Nos écarts de langage

Le Québec ne fait pas beaucoup mieux, mais différemment. Après tout, on se veut distinct, même de la mère patrie. Encore là, en prêtant l'oreille, j'entends régulièrement des expressions utilisées à plus ou moins bon escient. Quelle façon de massacrer une langue!

Pour illustrer mon propos, je vous raconte l'histoire vraie de gens ordinaires qui s'expriment de façon imagée, mais reconnue de tous parce que c'est devenu avec le temps, une façon de s'exprimer normalement au Québec.
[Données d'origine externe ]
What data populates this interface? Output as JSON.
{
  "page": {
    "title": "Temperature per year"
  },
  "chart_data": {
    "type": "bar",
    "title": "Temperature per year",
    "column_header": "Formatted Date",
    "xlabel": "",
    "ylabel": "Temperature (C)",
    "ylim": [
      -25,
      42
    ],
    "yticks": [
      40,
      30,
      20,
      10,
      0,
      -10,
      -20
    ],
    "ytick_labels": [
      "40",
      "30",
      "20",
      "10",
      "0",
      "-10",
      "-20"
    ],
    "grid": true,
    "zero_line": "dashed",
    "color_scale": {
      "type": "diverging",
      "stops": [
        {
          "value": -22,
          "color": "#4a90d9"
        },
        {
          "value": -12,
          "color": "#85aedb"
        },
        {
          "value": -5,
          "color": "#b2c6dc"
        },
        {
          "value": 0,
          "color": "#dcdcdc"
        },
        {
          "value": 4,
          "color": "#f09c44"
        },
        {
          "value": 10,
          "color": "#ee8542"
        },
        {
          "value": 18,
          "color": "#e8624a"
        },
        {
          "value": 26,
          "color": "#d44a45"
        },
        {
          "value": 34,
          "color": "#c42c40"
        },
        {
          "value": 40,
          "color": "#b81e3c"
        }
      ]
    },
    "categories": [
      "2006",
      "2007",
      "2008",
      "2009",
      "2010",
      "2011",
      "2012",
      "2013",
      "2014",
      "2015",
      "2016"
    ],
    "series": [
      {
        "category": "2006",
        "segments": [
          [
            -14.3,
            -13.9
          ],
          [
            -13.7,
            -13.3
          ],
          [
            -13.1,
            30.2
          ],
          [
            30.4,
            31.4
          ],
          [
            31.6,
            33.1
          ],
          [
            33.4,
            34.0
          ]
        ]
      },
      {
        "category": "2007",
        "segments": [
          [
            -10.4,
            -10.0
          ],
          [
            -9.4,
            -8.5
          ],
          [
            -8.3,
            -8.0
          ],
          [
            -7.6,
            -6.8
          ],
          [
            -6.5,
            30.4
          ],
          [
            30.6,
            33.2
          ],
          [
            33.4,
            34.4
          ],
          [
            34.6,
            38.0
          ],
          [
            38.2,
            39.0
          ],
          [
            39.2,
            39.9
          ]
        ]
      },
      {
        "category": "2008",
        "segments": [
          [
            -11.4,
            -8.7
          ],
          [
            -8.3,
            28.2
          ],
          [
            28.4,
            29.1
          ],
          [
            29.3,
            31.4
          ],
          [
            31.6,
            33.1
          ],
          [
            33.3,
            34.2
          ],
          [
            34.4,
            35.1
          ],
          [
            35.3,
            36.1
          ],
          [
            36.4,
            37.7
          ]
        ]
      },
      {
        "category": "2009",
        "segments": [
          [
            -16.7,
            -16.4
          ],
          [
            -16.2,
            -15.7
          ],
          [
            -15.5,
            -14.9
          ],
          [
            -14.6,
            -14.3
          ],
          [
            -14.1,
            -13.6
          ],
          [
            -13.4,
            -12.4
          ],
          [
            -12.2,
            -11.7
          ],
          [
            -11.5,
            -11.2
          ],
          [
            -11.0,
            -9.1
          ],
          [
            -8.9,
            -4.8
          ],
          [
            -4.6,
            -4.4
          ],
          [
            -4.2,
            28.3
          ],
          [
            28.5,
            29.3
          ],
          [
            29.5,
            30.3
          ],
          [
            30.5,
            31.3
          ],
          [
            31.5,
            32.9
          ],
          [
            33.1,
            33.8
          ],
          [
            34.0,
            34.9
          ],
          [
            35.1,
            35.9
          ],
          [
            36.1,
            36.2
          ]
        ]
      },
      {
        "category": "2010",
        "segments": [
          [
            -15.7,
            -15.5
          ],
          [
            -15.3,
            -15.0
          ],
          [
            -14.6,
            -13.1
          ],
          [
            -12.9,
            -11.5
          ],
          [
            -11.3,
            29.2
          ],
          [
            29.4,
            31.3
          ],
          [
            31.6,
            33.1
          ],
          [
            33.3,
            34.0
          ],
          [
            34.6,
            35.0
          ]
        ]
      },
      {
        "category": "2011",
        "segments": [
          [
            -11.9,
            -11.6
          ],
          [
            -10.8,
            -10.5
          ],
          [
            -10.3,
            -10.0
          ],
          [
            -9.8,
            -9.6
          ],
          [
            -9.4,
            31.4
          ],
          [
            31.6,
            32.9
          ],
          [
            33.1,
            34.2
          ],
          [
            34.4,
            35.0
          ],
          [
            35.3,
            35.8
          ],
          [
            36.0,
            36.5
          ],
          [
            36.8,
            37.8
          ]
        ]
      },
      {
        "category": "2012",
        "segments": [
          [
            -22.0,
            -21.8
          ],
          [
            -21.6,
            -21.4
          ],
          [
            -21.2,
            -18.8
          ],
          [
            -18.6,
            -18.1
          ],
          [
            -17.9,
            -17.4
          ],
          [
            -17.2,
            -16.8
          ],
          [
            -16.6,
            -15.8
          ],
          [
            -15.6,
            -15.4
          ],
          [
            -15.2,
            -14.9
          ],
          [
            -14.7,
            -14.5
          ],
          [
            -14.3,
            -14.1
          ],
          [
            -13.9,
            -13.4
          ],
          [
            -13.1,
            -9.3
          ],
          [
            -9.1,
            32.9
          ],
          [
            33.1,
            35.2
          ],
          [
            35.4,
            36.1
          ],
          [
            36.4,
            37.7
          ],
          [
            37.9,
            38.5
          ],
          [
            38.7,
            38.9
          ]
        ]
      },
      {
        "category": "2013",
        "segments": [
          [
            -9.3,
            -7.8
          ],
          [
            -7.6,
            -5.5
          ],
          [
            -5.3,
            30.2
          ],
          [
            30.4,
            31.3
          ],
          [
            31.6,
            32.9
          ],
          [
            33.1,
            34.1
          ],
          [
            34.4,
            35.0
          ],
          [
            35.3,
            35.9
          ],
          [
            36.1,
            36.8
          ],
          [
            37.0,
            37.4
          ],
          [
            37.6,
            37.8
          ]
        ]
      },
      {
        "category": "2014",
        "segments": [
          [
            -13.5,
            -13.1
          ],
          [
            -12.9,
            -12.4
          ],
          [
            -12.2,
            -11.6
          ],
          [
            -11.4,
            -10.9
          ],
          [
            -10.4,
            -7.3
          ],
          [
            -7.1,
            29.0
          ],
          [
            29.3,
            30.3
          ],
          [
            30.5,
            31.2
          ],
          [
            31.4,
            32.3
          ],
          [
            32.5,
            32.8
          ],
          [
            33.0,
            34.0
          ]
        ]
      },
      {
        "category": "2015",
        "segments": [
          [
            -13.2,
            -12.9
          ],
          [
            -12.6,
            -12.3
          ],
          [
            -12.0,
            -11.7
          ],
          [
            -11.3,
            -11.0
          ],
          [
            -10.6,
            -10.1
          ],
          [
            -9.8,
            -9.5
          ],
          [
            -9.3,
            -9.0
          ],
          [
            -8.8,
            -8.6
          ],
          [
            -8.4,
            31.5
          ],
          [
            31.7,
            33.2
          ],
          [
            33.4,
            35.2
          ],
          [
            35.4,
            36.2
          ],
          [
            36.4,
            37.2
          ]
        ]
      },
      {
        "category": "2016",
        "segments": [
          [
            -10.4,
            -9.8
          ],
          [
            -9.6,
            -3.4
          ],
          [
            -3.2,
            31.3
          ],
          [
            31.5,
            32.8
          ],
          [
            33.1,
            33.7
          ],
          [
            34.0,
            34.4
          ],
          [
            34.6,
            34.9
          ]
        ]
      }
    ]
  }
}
« La patronne de Georges l'a fait venir à son bureau. » Pas la place la plus séduisante en ville, mais une belle façon de démontrer que l'on doit « jouir » aussi de la vie au travail.

« Simon a pris un verre de trop et s'est fait sortir, cul par-dessus tête. » Ayoye.
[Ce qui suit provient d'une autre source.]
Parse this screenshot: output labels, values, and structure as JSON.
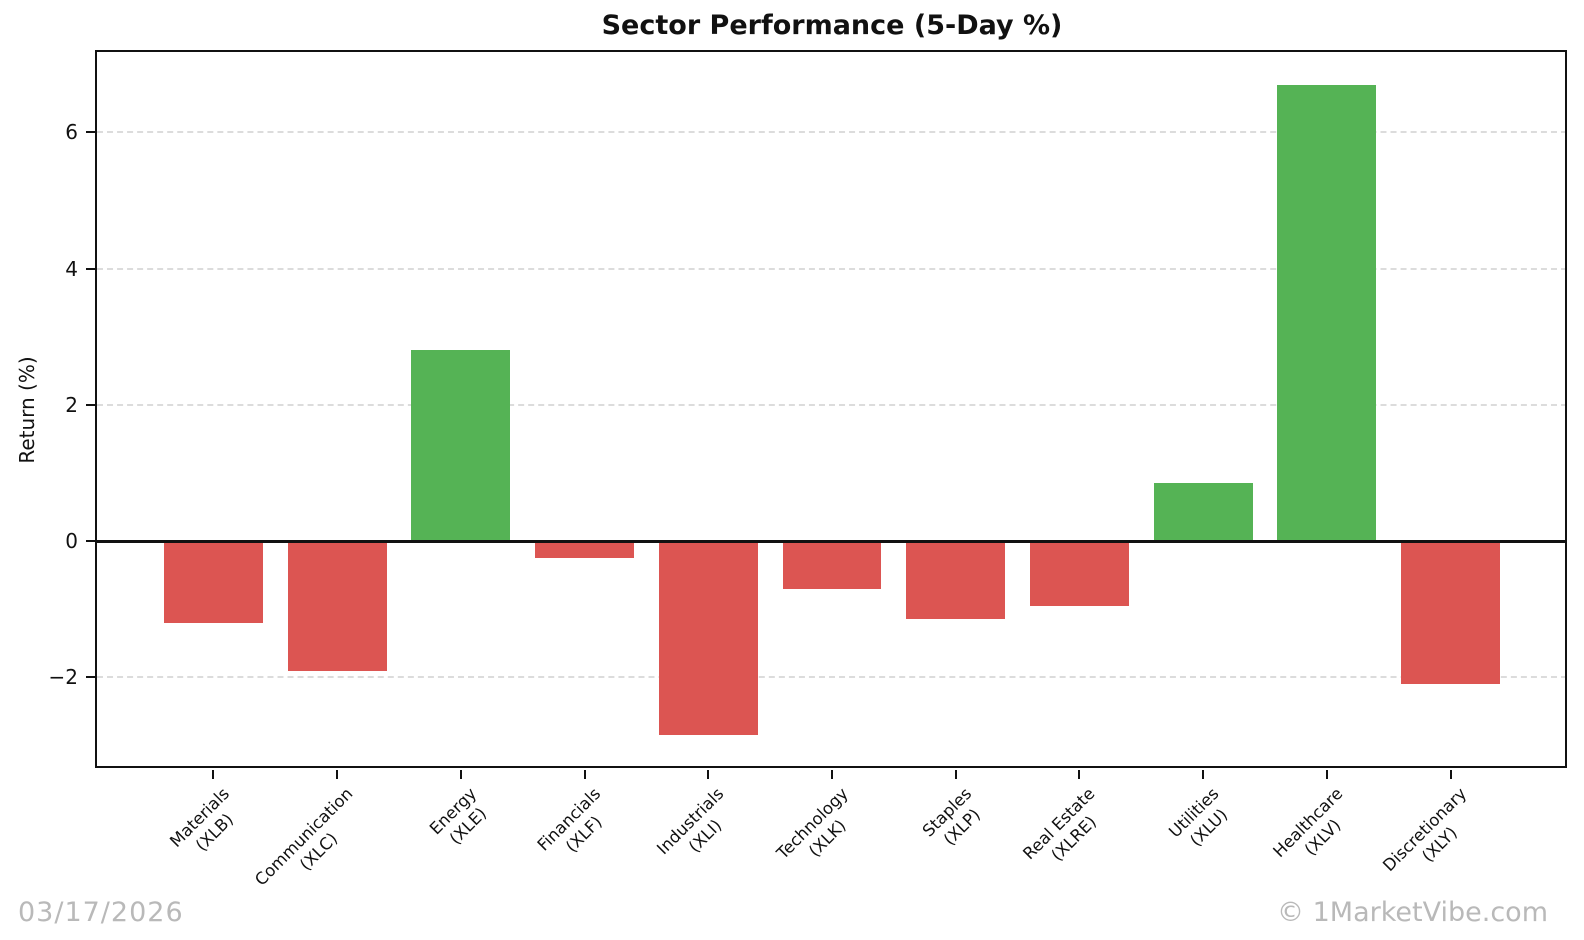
{
  "title": "Sector Performance (5-Day %)",
  "footer": {
    "date": "03/17/2026",
    "credit": "© 1MarketVibe.com"
  },
  "colors": {
    "positive": "#55b355",
    "negative": "#dc5552",
    "grid": "#dcdcdc",
    "axis": "#111111",
    "watermark": "#b9b9b9"
  },
  "chart_data": {
    "type": "bar",
    "title": "Sector Performance (5-Day %)",
    "xlabel": "",
    "ylabel": "Return (%)",
    "categories": [
      {
        "label": "Materials",
        "ticker": "(XLB)"
      },
      {
        "label": "Communication",
        "ticker": "(XLC)"
      },
      {
        "label": "Energy",
        "ticker": "(XLE)"
      },
      {
        "label": "Financials",
        "ticker": "(XLF)"
      },
      {
        "label": "Industrials",
        "ticker": "(XLI)"
      },
      {
        "label": "Technology",
        "ticker": "(XLK)"
      },
      {
        "label": "Staples",
        "ticker": "(XLP)"
      },
      {
        "label": "Real Estate",
        "ticker": "(XLRE)"
      },
      {
        "label": "Utilities",
        "ticker": "(XLU)"
      },
      {
        "label": "Healthcare",
        "ticker": "(XLV)"
      },
      {
        "label": "Discretionary",
        "ticker": "(XLY)"
      }
    ],
    "values": [
      -1.2,
      -1.9,
      2.8,
      -0.25,
      -2.85,
      -0.7,
      -1.15,
      -0.95,
      0.85,
      6.7,
      -2.1
    ],
    "bar_colors_rule": "green if value >= 0 else red",
    "yticks": [
      -2,
      0,
      2,
      4,
      6
    ],
    "ylim": [
      -3.33,
      7.18
    ],
    "xlim": [
      -0.94,
      10.94
    ],
    "bar_width": 0.8,
    "grid": "horizontal dashed",
    "zero_line": true,
    "legend": "none"
  }
}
« Alain aimait bien Aline, mais il l'a plantée là. » Ouch!

« Ils ont eu une nuit torride si je me fie aux cris entendus en provenance de leur chambre. Il l'a mis à mort. » Méritait-elle cela?
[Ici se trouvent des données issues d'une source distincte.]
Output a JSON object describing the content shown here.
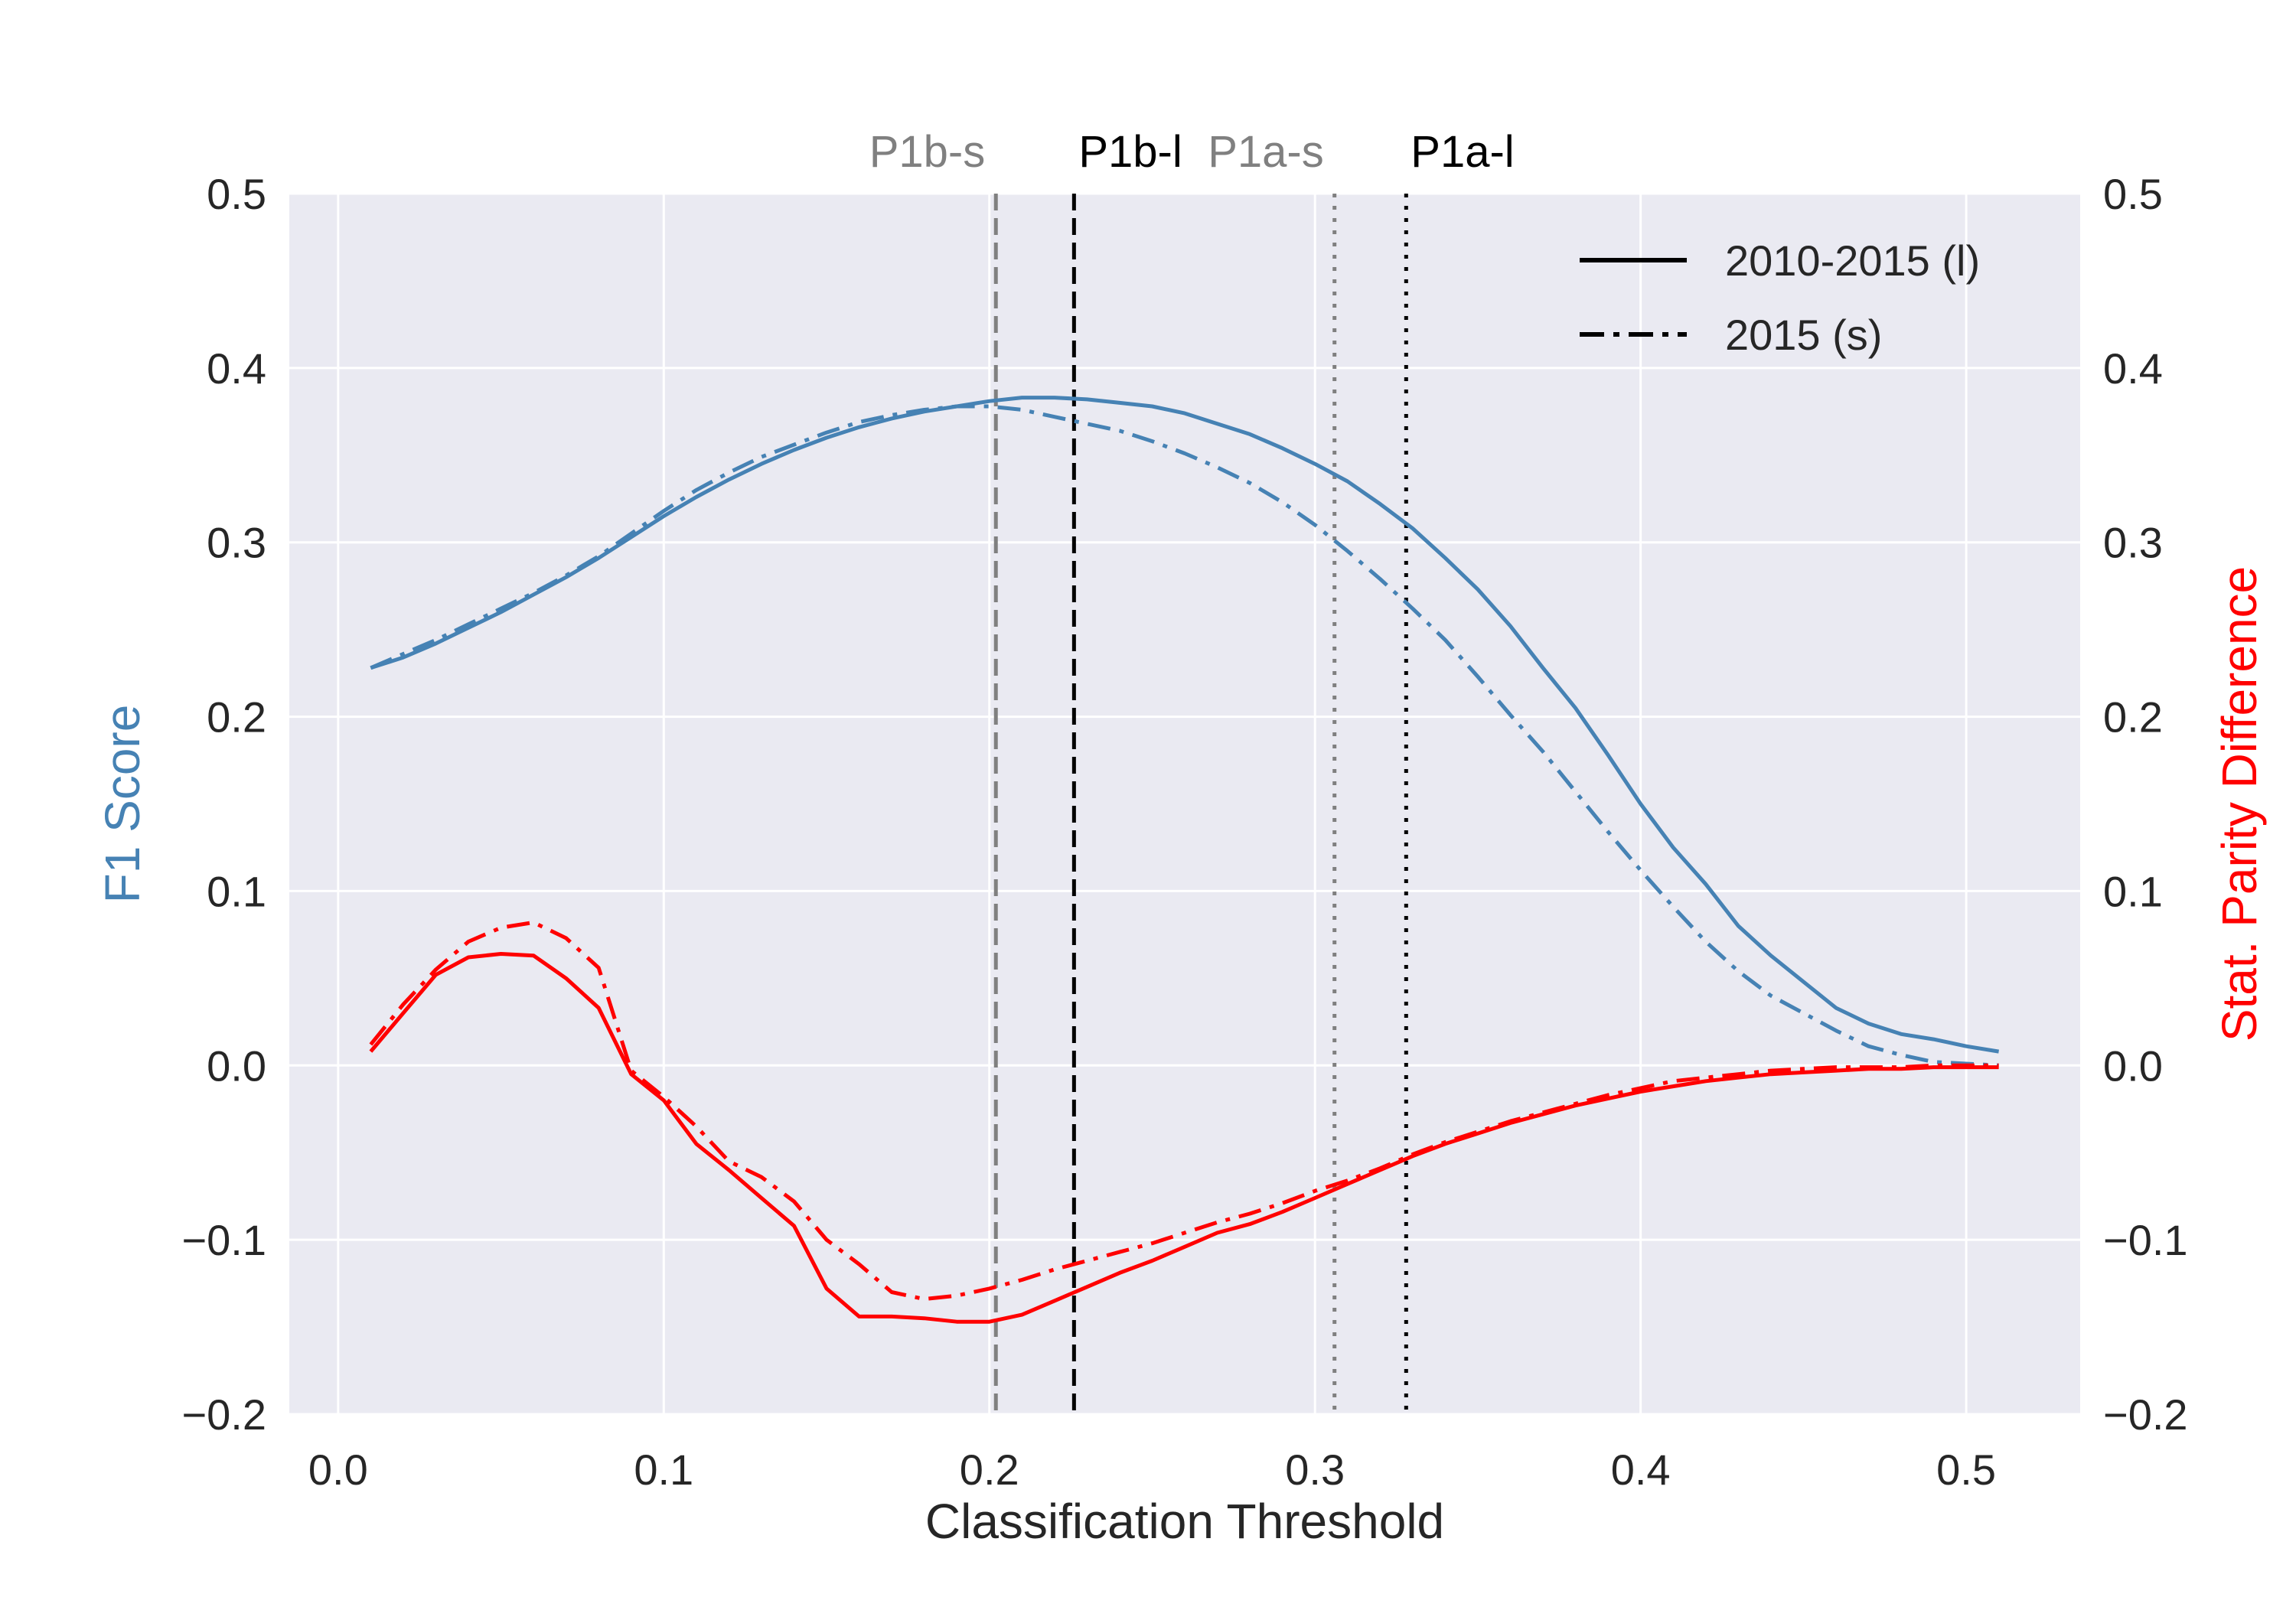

« On lui a fait peur, il s'est sauvé la queue entre les deux jambes. » Normalement, c'est là que cela se trouve.

« Il est allé faire une saucette avec Tania à Tremblant. » Ça, c'est d'avoir de la suite dans les idées.

« Son auto est à vendre, je vais aller jeter un œil... » Pauvre toi, cela doit être douloureux. Pourras-tu le récupérer ensuite?

« Je vais me venger, œil pour œil, dent pour dent. » Probablement douloureux, mais aussi peu hygiénique. Je préfère garder mes propres morceaux.

« Ne me parlez pas de lui, il est tellement lâche que le cordon du cœur lui traine dans la marde. » Est-ce qu'il pue en plus?

« J'ai tout donné pour cette organisation, j'ai sué sang et eau pour eux et voici la preuve qu'ils n'ont aucune reconnaissance pour mes efforts. » Eh non! Ils ont pressé le citron et ce n'est pas le jus qu'ils attendaient de toi.

« Bonjour Jacques-Alexandre. Comment vas-tu? Je pète le feu. » Est-ce qu'il souffre? Attention au passage.

« Au réveil, Pierre-Paul constate qu'il a la voix éteinte. Il dit à Anne-Lise : j'ai un chat dans la gorge, mon p'tit pitou. Aurais-tu du sirop pour matou, ma biche. » Le réveil du monde animal.

« Il ne se prend pas pour de la marde. » Heu-reu-sement.

« On a beau tout essayer aujourd'hui, le cheval ne veut pas chier dans la pelle ». A-t-il été dressé pour cela?

Est-il nécessaire de parler gras et de sacrer pour s'exprimer? Tant d'insanités sont-elles nécessaires? Non.

Procèderait-on de façon différente si l'on voulait faire de notre langue un dialecte? L'utilisation que nous en faisons pourrait nous conduire là. Et la communication par textos n'aidera pas à améliorer la situation puisqu'en écrivant aux sons, nous nous éloignons encore plus de notre langue maternelle. Dommage pour nous et dommages à la langue!

P.-S. Mon logiciel correcteur Antidote en a pris pour son rhume avec ce texte. Il est présentement aux soins intensifs.